Bypass specific URL from Akamai if certain cookie exist

Question

I would like Akamai not to cache certain URLs if a specified cookie exist (i.e) If user logged in on specific pages. Is there anyway we can do with Akamai?

Answer 1

The Edge Server doesn't check for a cookie before it does the request to your origin server and I have never seen anything like that in any of their menus, conf screens or documentation.

However, there are a few ways I can think of that you can get the effect that I think you're looking for.

1. You can specify in the configuration settings for the respective digital property what path(s) or URL(s) you don't want it to cache. If you're talking about a logged on user, you might have a path that only they would get to or you could set up such a thing server side. E.g. for an online course you would have www.course.com/php.html that anybody could get to whereas you might use www.course.com/student/php-lesson-1.html for the actual logged on lessons content. Specifying that /student/* would not be cached would solve that.

2. If you are serving the same pages to both logged on and not-logged on users and can't do it that way, you could check server-side if they're logged on and if so add a cache-breaker to the links so when they follow a link a cache-breaker is automatically added. You could also do this client side if you want, but it would be more secure and faster to do it server-side. As a note on this, this could be userid-random#. That would keep it unique enough when combined with the page that nobody else would request it and get the earlier 'cache-broken' page.

3. If neither of the above are workable, there is one other way I can think of, which is a bit unconventional to say the least, but it would work. Create symbolically linked directory in your document root with another name so that you can apply the first option and exempt it from cacheing. Then you check if the guy is logged on and if so prepend the extra directory to the links.
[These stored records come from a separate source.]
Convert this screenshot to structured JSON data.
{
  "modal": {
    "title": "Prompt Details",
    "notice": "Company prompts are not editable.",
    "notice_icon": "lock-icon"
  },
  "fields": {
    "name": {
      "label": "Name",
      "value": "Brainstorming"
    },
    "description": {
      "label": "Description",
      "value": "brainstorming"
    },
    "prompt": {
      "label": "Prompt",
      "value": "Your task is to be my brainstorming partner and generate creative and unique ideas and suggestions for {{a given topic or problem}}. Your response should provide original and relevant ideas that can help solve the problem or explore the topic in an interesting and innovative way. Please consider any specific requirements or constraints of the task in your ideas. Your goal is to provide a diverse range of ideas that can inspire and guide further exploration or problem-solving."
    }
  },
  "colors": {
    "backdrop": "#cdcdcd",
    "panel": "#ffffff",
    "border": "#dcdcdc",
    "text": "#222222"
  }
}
From akamai's point of view www.mysite.com/logged-on/page.html can be exempt from cache where www.mysite.com/content/page.html is cached. On your server if /logged-on/ symbolically links over to /content/ then you're all set.
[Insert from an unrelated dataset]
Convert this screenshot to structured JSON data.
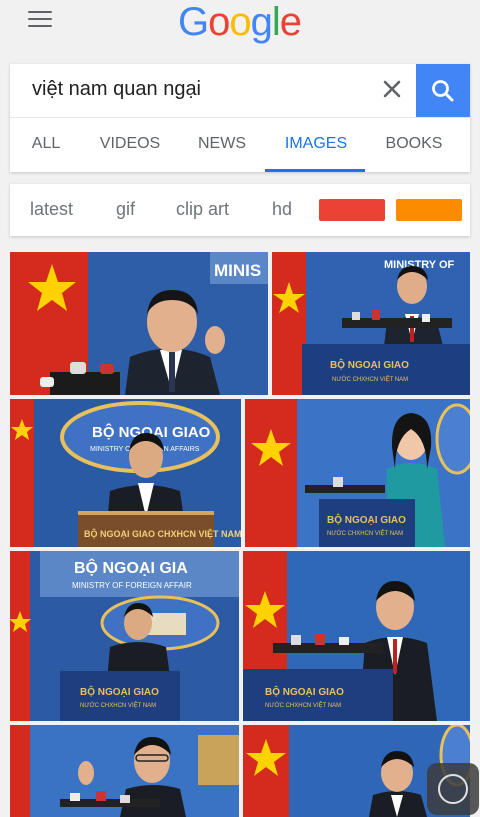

4. When they login you could send them to a subdomain which is set up as a ServerAlias, so on your side it's the same, but on Akamai has differnt cache handling rules.

Answer 2

The good news, is that I have done exactly this in the past for the Top Gear site (www.topgear.com/uk). The logic goes that if a cookie is present (in this case "TGCACHEKEY") then the Akamai cache is to be bypassed for certain url paths. This basically turns off Akamai caching of html pages when logged in.

The bad news is that you require an Akamai consultant to make this change for you.

If this isn't an option for you, then Peter's suggestions are all good ones. I considered all of these before implementing the cookie based approach for Top Gear, but in the end none were feasible.

Remember also that Akamai strips cookies for cached resources by default. That may or may not effect you in your situation.

Answer 3

Following the same answer than @llevera, you can use the cookies on CloudFlare without intervention of engineers to make the change for you.

Having that sort of cookies to bypass content is a technique that its becoming more popular with the time, and even bug companies like Magento are using it for Magento 2 platform.

But solutions from above still valid, Maybe Akamai supports that that already now, we are in 2017!